The criteria include:
- Fan-out - Transistor output must be in the correct form and of sufficient power to operate the inputs of at least two transistors. This implies that the input and output wavelengths, beam shapes and pulse shapes must be compatible.
- Logic level restoration - The signal needs to be ‘cleaned’ by each transistor. Noise and degradations in signal quality must be removed so that they do not propagate through the system and accumulate to produce errors.
- Logic level independent of loss - In optical communication, the signal intensity decreases over distance due to absorption of light in the fiber optic cable. Therefore, a simple intensity threshold cannot distinguish between on and off signals for arbitrary length interconnects. The system must encode zeros and ones at different frequencies, use differential signaling where the ratio or difference in two different powers carries the logic signal to avoid errors.
Implementations
Several schemes have been proposed to implement all-optical transistors. In many cases, a proof of concept has been experimentally demonstrated.
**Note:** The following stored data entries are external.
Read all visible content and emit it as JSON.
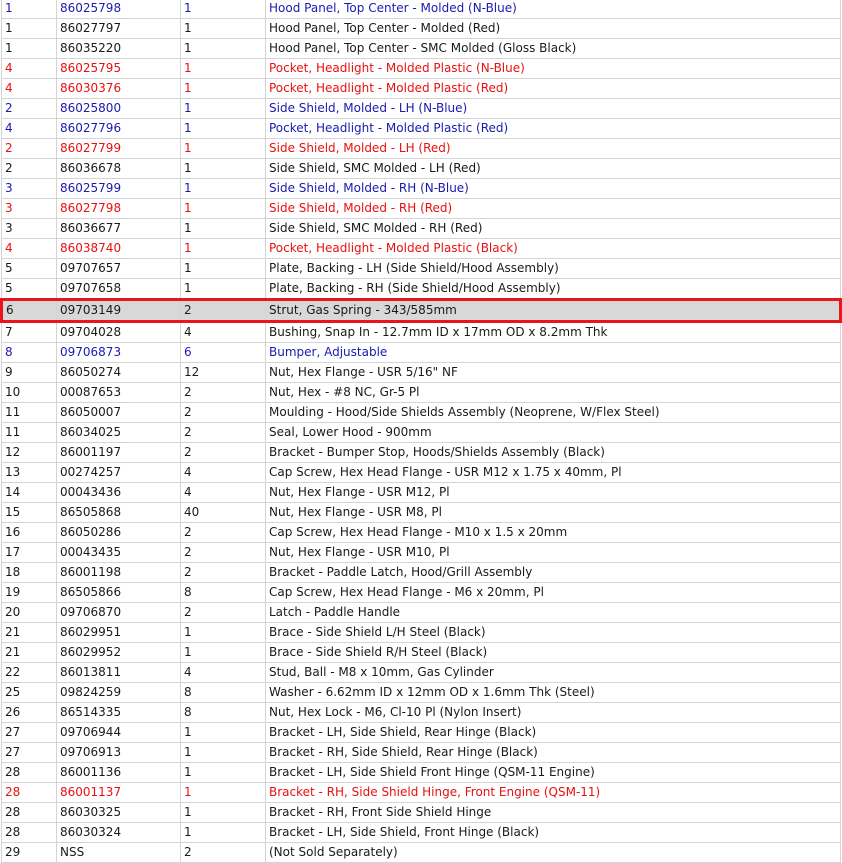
{
  "colors": {
    "blue": "#1a1ab0",
    "red": "#e81010",
    "black": "#1a1a1a",
    "highlight": "#e8141e",
    "selected_bg": "#d8d8d8"
  },
  "rows": [
    {
      "ref": "1",
      "part": "86025798",
      "qty": "1",
      "desc": "Hood Panel, Top Center - Molded (N-Blue)",
      "color": "blue"
    },
    {
      "ref": "1",
      "part": "86027797",
      "qty": "1",
      "desc": "Hood Panel, Top Center - Molded (Red)",
      "color": "black"
    },
    {
      "ref": "1",
      "part": "86035220",
      "qty": "1",
      "desc": "Hood Panel, Top Center - SMC Molded (Gloss Black)",
      "color": "black"
    },
    {
      "ref": "4",
      "part": "86025795",
      "qty": "1",
      "desc": "Pocket, Headlight - Molded Plastic (N-Blue)",
      "color": "red"
    },
    {
      "ref": "4",
      "part": "86030376",
      "qty": "1",
      "desc": "Pocket, Headlight - Molded Plastic (Red)",
      "color": "red"
    },
    {
      "ref": "2",
      "part": "86025800",
      "qty": "1",
      "desc": "Side Shield, Molded - LH (N-Blue)",
      "color": "blue"
    },
    {
      "ref": "4",
      "part": "86027796",
      "qty": "1",
      "desc": "Pocket, Headlight - Molded Plastic (Red)",
      "color": "blue"
    },
    {
      "ref": "2",
      "part": "86027799",
      "qty": "1",
      "desc": "Side Shield, Molded - LH (Red)",
      "color": "red"
    },
    {
      "ref": "2",
      "part": "86036678",
      "qty": "1",
      "desc": "Side Shield, SMC Molded - LH (Red)",
      "color": "black"
    },
    {
      "ref": "3",
      "part": "86025799",
      "qty": "1",
      "desc": "Side Shield, Molded - RH (N-Blue)",
      "color": "blue"
    },
    {
      "ref": "3",
      "part": "86027798",
      "qty": "1",
      "desc": "Side Shield, Molded - RH (Red)",
      "color": "red"
    },
    {
      "ref": "3",
      "part": "86036677",
      "qty": "1",
      "desc": "Side Shield, SMC Molded - RH (Red)",
      "color": "black"
    },
    {
      "ref": "4",
      "part": "86038740",
      "qty": "1",
      "desc": "Pocket, Headlight - Molded Plastic (Black)",
      "color": "red"
    },
    {
      "ref": "5",
      "part": "09707657",
      "qty": "1",
      "desc": "Plate, Backing - LH (Side Shield/Hood Assembly)",
      "color": "black"
    },
    {
      "ref": "5",
      "part": "09707658",
      "qty": "1",
      "desc": "Plate, Backing - RH (Side Shield/Hood Assembly)",
      "color": "black"
    },
    {
      "ref": "6",
      "part": "09703149",
      "qty": "2",
      "desc": "Strut, Gas Spring - 343/585mm",
      "color": "black",
      "selected": true
    },
    {
      "ref": "7",
      "part": "09704028",
      "qty": "4",
      "desc": "Bushing, Snap In - 12.7mm ID x 17mm OD x 8.2mm Thk",
      "color": "black"
    },
    {
      "ref": "8",
      "part": "09706873",
      "qty": "6",
      "desc": "Bumper, Adjustable",
      "color": "blue"
    },
    {
      "ref": "9",
      "part": "86050274",
      "qty": "12",
      "desc": "Nut, Hex Flange - USR 5/16\" NF",
      "color": "black"
    },
    {
      "ref": "10",
      "part": "00087653",
      "qty": "2",
      "desc": "Nut, Hex - #8 NC, Gr-5 Pl",
      "color": "black"
    },
    {
      "ref": "11",
      "part": "86050007",
      "qty": "2",
      "desc": "Moulding - Hood/Side Shields Assembly (Neoprene, W/Flex Steel)",
      "color": "black"
    },
    {
      "ref": "11",
      "part": "86034025",
      "qty": "2",
      "desc": "Seal, Lower Hood - 900mm",
      "color": "black"
    },
    {
      "ref": "12",
      "part": "86001197",
      "qty": "2",
      "desc": "Bracket - Bumper Stop, Hoods/Shields Assembly (Black)",
      "color": "black"
    },
    {
      "ref": "13",
      "part": "00274257",
      "qty": "4",
      "desc": "Cap Screw, Hex Head Flange - USR M12 x 1.75 x 40mm, Pl",
      "color": "black"
    },
    {
      "ref": "14",
      "part": "00043436",
      "qty": "4",
      "desc": "Nut, Hex Flange - USR M12, Pl",
      "color": "black"
    },
    {
      "ref": "15",
      "part": "86505868",
      "qty": "40",
      "desc": "Nut, Hex Flange - USR M8, Pl",
      "color": "black"
    },
    {
      "ref": "16",
      "part": "86050286",
      "qty": "2",
      "desc": "Cap Screw, Hex Head Flange - M10 x 1.5 x 20mm",
      "color": "black"
    },
    {
      "ref": "17",
      "part": "00043435",
      "qty": "2",
      "desc": "Nut, Hex Flange - USR M10, Pl",
      "color": "black"
    },
    {
      "ref": "18",
      "part": "86001198",
      "qty": "2",
      "desc": "Bracket - Paddle Latch, Hood/Grill Assembly",
      "color": "black"
    },
    {
      "ref": "19",
      "part": "86505866",
      "qty": "8",
      "desc": "Cap Screw, Hex Head Flange - M6 x 20mm, Pl",
      "color": "black"
    },
    {
      "ref": "20",
      "part": "09706870",
      "qty": "2",
      "desc": "Latch - Paddle Handle",
      "color": "black"
    },
    {
      "ref": "21",
      "part": "86029951",
      "qty": "1",
      "desc": "Brace - Side Shield L/H Steel (Black)",
      "color": "black"
    },
    {
      "ref": "21",
      "part": "86029952",
      "qty": "1",
      "desc": "Brace - Side Shield R/H Steel (Black)",
      "color": "black"
    },
    {
      "ref": "22",
      "part": "86013811",
      "qty": "4",
      "desc": "Stud, Ball - M8 x 10mm, Gas Cylinder",
      "color": "black"
    },
    {
      "ref": "25",
      "part": "09824259",
      "qty": "8",
      "desc": "Washer - 6.62mm ID x 12mm OD x 1.6mm Thk (Steel)",
      "color": "black"
    },
    {
      "ref": "26",
      "part": "86514335",
      "qty": "8",
      "desc": "Nut, Hex Lock - M6, Cl-10 Pl (Nylon Insert)",
      "color": "black"
    },
    {
      "ref": "27",
      "part": "09706944",
      "qty": "1",
      "desc": "Bracket - LH, Side Shield, Rear Hinge (Black)",
      "color": "black"
    },
    {
      "ref": "27",
      "part": "09706913",
      "qty": "1",
      "desc": "Bracket - RH, Side Shield, Rear Hinge (Black)",
      "color": "black"
    },
    {
      "ref": "28",
      "part": "86001136",
      "qty": "1",
      "desc": "Bracket - LH, Side Shield Front Hinge (QSM-11 Engine)",
      "color": "black"
    },
    {
      "ref": "28",
      "part": "86001137",
      "qty": "1",
      "desc": "Bracket - RH, Side Shield Hinge, Front Engine (QSM-11)",
      "color": "red"
    },
    {
      "ref": "28",
      "part": "86030325",
      "qty": "1",
      "desc": "Bracket - RH, Front Side Shield Hinge",
      "color": "black"
    },
    {
      "ref": "28",
      "part": "86030324",
      "qty": "1",
      "desc": "Bracket - LH, Side Shield, Front Hinge (Black)",
      "color": "black"
    },
    {
      "ref": "29",
      "part": "NSS",
      "qty": "2",
      "desc": "(Not Sold Separately)",
      "color": "black"
    }
  ]
}
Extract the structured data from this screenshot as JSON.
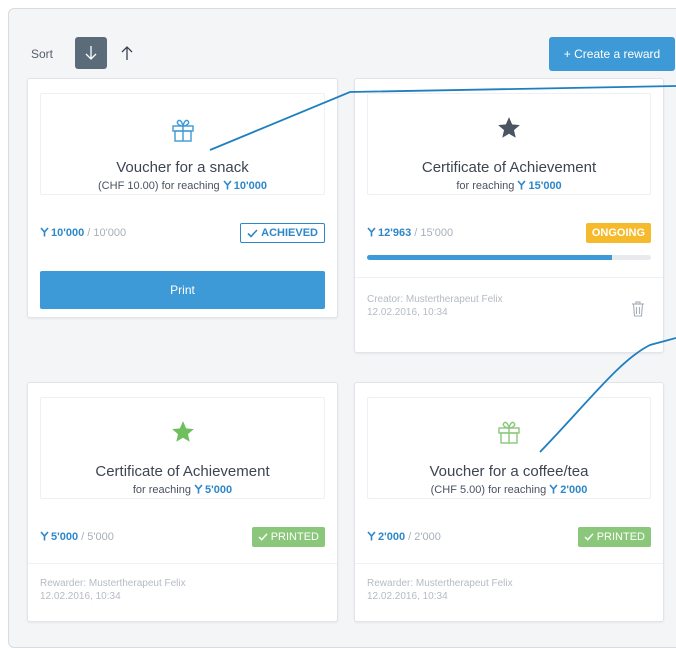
{
  "toolbar": {
    "sort_label": "Sort",
    "create_label": "+ Create a reward"
  },
  "cards": [
    {
      "icon": "gift-icon",
      "icon_color": "#3d9ad6",
      "title": "Voucher for a snack",
      "subtitle_prefix": "(CHF 10.00) for reaching",
      "target": "10'000",
      "current": "10'000",
      "goal": "/ 10'000",
      "status": "ACHIEVED",
      "action": "Print"
    },
    {
      "icon": "star-icon",
      "icon_color": "#4a5463",
      "title": "Certificate of Achievement",
      "subtitle_prefix": "for reaching",
      "target": "15'000",
      "current": "12'963",
      "goal": "/ 15'000",
      "status": "ONGOING",
      "progress": 0.864,
      "meta_line1": "Creator: Mustertherapeut Felix",
      "meta_line2": "12.02.2016, 10:34"
    },
    {
      "icon": "star-icon",
      "icon_color": "#6fbf5e",
      "title": "Certificate of Achievement",
      "subtitle_prefix": "for reaching",
      "target": "5'000",
      "current": "5'000",
      "goal": "/ 5'000",
      "status": "PRINTED",
      "meta_line1": "Rewarder: Mustertherapeut Felix",
      "meta_line2": "12.02.2016, 10:34"
    },
    {
      "icon": "gift-icon",
      "icon_color": "#8bc77a",
      "title": "Voucher for a coffee/tea",
      "subtitle_prefix": "(CHF 5.00) for reaching",
      "target": "2'000",
      "current": "2'000",
      "goal": "/ 2'000",
      "status": "PRINTED",
      "meta_line1": "Rewarder: Mustertherapeut Felix",
      "meta_line2": "12.02.2016, 10:34"
    }
  ],
  "colors": {
    "accent": "#3d9ad6",
    "ongoing": "#f5bb2c",
    "printed": "#8bc77a",
    "callout_line": "#1f7fbf"
  }
}
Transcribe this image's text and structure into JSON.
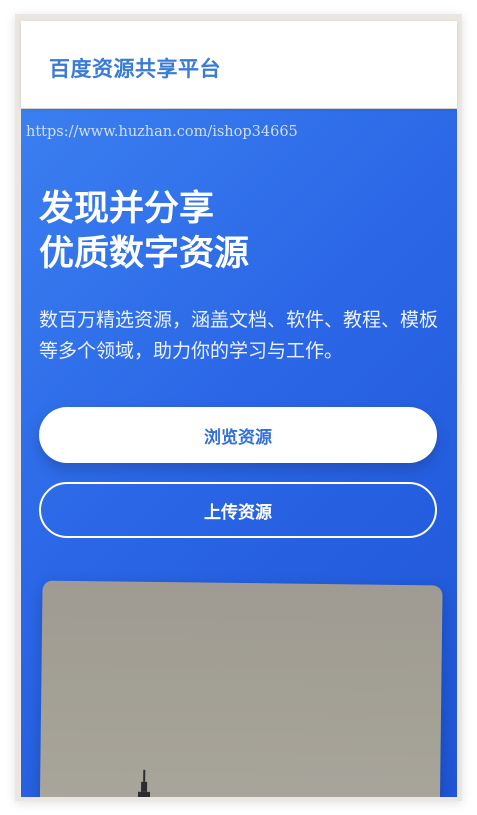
{
  "header": {
    "brand": "百度资源共享平台"
  },
  "watermark": "https://www.huzhan.com/ishop34665",
  "hero": {
    "title_line1": "发现并分享",
    "title_line2": "优质数字资源",
    "description": "数百万精选资源，涵盖文档、软件、教程、模板等多个领域，助力你的学习与工作。",
    "browse_button": "浏览资源",
    "upload_button": "上传资源"
  },
  "colors": {
    "brand": "#3a7bd8",
    "hero_gradient_start": "#3b7ff0",
    "hero_gradient_end": "#1f55d6",
    "primary_button_text": "#3270dd"
  },
  "image": {
    "subject": "city-skyline-photo"
  }
}
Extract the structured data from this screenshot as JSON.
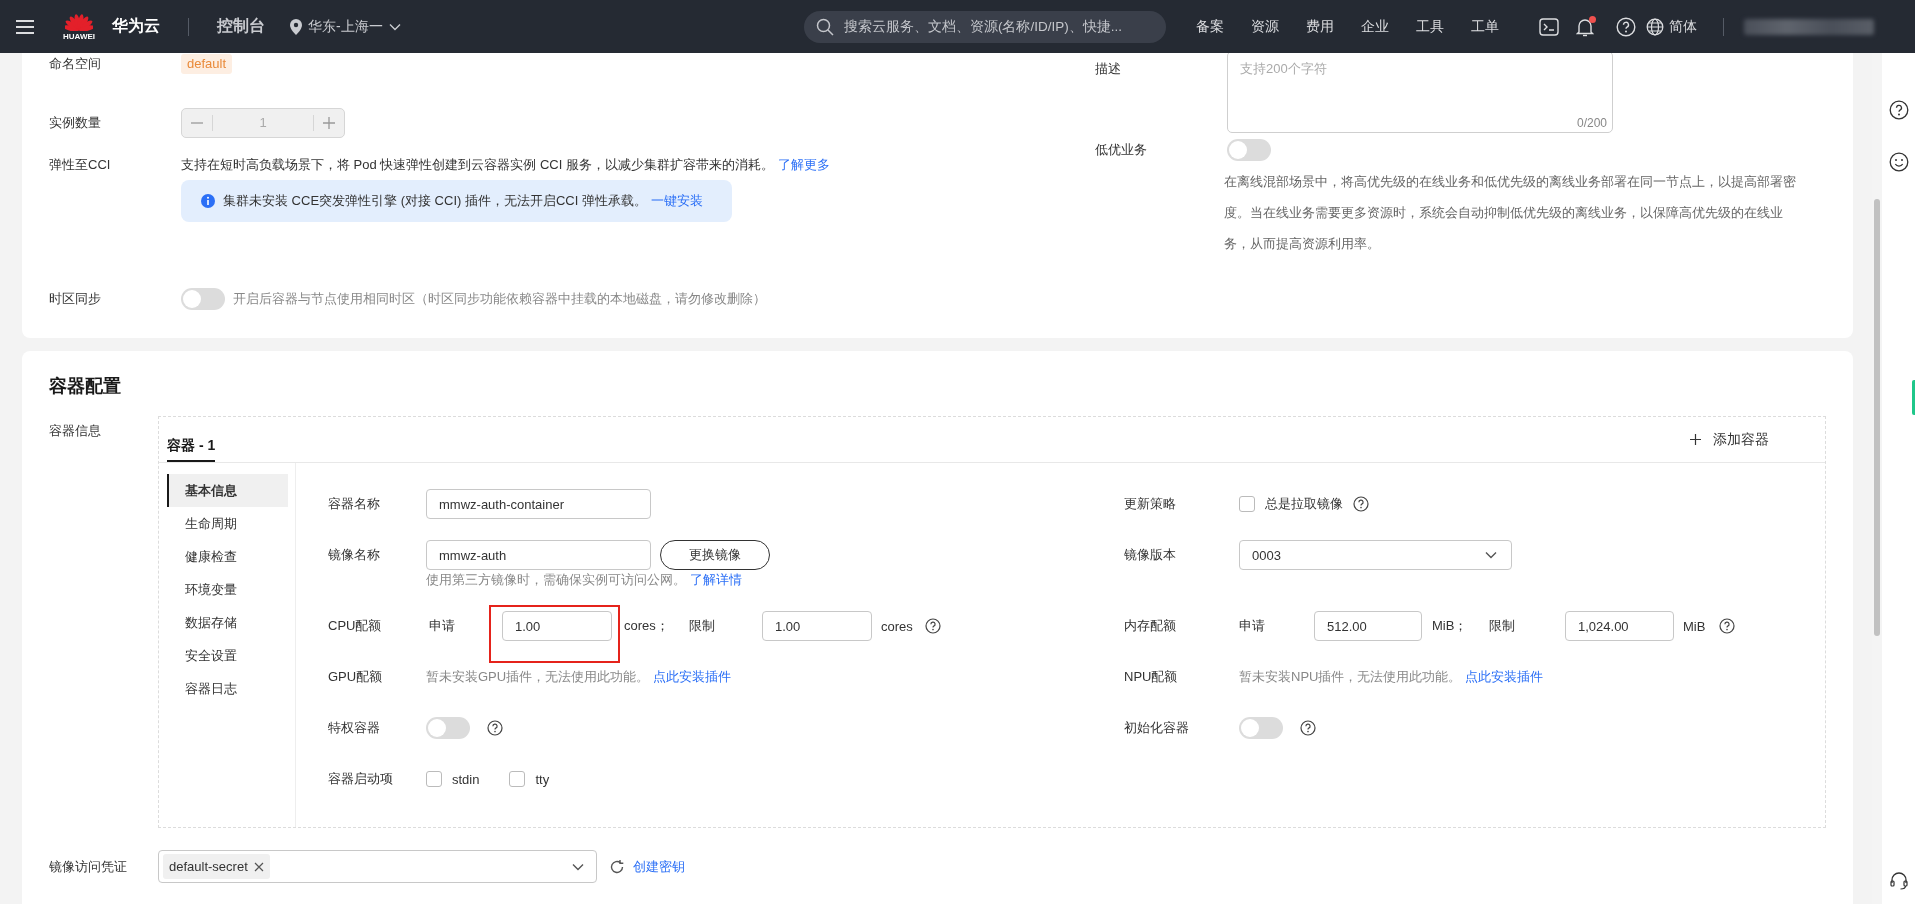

Among the designs are those based on:
- electromagnetically induced transparency
- in an optical cavity or microresonator, where the transmission is controlled by a weaker flux of gate photons
- in free space, i.e., without a resonator, by addressing strongly interacting Rydberg states
- a system of indirect excitons (composed of bound pairs of electrons and holes in double quantum wells with a static dipole moment). Indirect excitons, which are created by light and decay to emit light, strongly interact due to their dipole alignment.
- a system of microcavity polaritons (exciton-polaritons inside an optical microcavity) where, similar to exciton-based optical transistors, polaritons facilitate effective interactions between photons
- photonic crystal cavities with an active Raman gain medium
- cavity switch modulates cavity properties in time domain for quantum information applications
- nanowire-based cavities employing polaritonic interactions for optical switching
- silicon microrings placed in the path of an optical signal. Gate photons heat the silicon microring causing a shift in the optical resonant frequency, leading to a change in transparency at a given frequency of the optical supply.
- a dual-mirror optical cavity that holds around 20,000 cesium atoms trapped by means of optical tweezers and laser-cooled to a few microkelvin. The cesium ensemble did not interact with light and was thus transparent. The length of a round trip between the cavity mirrors equaled an integer multiple of the wavelength of the incident light source, allowing the cavity to transmit the source light. Photons from the gate light field entered the cavity from the side, where each photon interacted with an additional "control" light field, changing a single atom's state to be resonant with the cavity optical field, which changing the field's resonance wavelength and blocking transmission of the source field, thereby "switching" the "device". While the changed atom remains unidentified, quantum interference allows the gate photon to be retrieved from the cesium. A single gate photon could redirect a source field containing up to two photons before the retrieval of the gate photon was impeded, above the critical threshold for a positive gain.